Team Paper Category - Aerosols and Particulates Emitted by Speech and Breath

Human-to-human transmission of upper respiratory diseases such as COVID-19 is primarily driven by the dispersion of virus-laden droplets that are expelled from the nose and mouth. Aerosolized droplets can concentrate in the air for hours and pose a significant threat to human activities in the aerospace and aeronautics industry, which frequently occur in confined environments. Tracking data has shown that the virus spread quickly in confined spaces, such as airplanes and ships. Updated guidelines for human interaction in confined spaces (i.e., less than 6ft in distance between individuals) is critical as the world tries to return to normal operations.

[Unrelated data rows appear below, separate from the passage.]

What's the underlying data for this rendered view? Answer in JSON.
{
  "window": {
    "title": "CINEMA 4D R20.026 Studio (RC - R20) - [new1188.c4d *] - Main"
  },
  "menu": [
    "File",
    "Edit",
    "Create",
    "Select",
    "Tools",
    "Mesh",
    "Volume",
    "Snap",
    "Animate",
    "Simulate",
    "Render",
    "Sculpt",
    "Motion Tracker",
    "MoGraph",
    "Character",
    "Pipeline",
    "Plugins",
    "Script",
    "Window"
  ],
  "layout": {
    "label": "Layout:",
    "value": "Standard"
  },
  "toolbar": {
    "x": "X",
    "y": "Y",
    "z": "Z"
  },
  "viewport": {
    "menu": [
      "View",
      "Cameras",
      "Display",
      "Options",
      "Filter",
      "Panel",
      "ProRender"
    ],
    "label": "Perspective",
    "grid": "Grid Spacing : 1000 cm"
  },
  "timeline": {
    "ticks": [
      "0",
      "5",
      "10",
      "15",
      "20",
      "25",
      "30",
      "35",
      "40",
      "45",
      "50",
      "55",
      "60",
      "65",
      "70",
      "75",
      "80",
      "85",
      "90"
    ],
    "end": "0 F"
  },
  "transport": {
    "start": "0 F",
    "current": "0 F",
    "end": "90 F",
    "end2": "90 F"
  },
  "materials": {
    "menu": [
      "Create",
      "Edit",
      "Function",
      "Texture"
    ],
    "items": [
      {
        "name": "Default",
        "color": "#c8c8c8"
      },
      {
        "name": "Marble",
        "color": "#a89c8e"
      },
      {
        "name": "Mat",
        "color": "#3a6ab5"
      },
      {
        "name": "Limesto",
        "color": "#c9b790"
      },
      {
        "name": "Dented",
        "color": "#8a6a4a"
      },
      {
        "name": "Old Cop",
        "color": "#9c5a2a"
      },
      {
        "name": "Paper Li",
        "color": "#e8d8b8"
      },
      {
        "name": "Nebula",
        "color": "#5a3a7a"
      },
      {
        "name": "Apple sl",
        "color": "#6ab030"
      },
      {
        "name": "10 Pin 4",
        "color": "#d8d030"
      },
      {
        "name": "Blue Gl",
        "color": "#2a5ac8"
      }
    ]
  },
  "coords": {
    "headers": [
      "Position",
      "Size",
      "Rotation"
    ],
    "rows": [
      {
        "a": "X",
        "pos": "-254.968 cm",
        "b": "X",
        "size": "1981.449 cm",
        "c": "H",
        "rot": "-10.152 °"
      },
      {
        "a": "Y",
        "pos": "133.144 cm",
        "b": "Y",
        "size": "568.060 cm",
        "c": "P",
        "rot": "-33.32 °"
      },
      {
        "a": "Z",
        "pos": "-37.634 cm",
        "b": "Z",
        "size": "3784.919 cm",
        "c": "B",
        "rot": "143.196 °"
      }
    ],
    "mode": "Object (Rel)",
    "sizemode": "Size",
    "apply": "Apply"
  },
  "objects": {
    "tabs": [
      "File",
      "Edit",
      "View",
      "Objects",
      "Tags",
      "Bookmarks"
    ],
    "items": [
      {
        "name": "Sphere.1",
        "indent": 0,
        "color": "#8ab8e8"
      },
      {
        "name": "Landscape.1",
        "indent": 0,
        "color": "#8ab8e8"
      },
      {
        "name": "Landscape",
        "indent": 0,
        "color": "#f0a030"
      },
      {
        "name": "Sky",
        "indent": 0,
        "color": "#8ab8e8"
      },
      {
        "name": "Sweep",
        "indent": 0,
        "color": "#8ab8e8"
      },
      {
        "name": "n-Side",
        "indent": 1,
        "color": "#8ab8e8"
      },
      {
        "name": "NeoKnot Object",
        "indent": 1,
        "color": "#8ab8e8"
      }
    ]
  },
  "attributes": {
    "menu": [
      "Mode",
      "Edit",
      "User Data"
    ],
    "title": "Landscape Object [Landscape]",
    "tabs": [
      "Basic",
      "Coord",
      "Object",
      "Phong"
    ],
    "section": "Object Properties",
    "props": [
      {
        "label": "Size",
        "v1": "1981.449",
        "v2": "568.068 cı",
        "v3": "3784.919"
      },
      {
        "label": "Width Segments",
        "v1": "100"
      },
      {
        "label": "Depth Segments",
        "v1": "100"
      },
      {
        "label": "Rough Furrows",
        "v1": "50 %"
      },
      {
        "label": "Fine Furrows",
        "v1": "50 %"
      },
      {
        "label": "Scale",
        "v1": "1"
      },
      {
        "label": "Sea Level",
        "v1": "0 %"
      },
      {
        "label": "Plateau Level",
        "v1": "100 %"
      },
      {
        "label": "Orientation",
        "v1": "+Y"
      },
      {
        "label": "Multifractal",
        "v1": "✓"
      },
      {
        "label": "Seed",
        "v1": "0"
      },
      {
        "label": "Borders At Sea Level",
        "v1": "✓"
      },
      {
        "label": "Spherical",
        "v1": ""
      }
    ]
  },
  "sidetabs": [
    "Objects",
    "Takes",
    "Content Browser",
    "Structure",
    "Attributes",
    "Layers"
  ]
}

A lack of data exists concerning the extent of exposure to aerosolized particles in ecologically relevant, non-intrusive scenarios. Studies involving exhalation into small boxes or funnels do little to advance the fundamental understanding of exposure risk associated with many activities. This research aims to meet the need by investigating the quantity, concentration, and distribution of particles exhaled while speaking and breathing. This data can be used to verify computational models of the same. To accomplish this, specific vocal exercises and activities will be performed in a clean, room-sized environment to generate the airborne droplets associated with each activity. Images of these particles will be captured using a 1200 frame-per-second optical camera and a high-power laser, then analyzed numerically using computer software. The resulting data sets will be compared and used to draw conclusions about the volume and behavior of aerosolized particles associated with various vocal activities. Initial tests suggest very different results than those which implement intrusive data collection. Future studies using this experimental setup will investigate patterns that are discovered and the effectiveness of risk mitigation.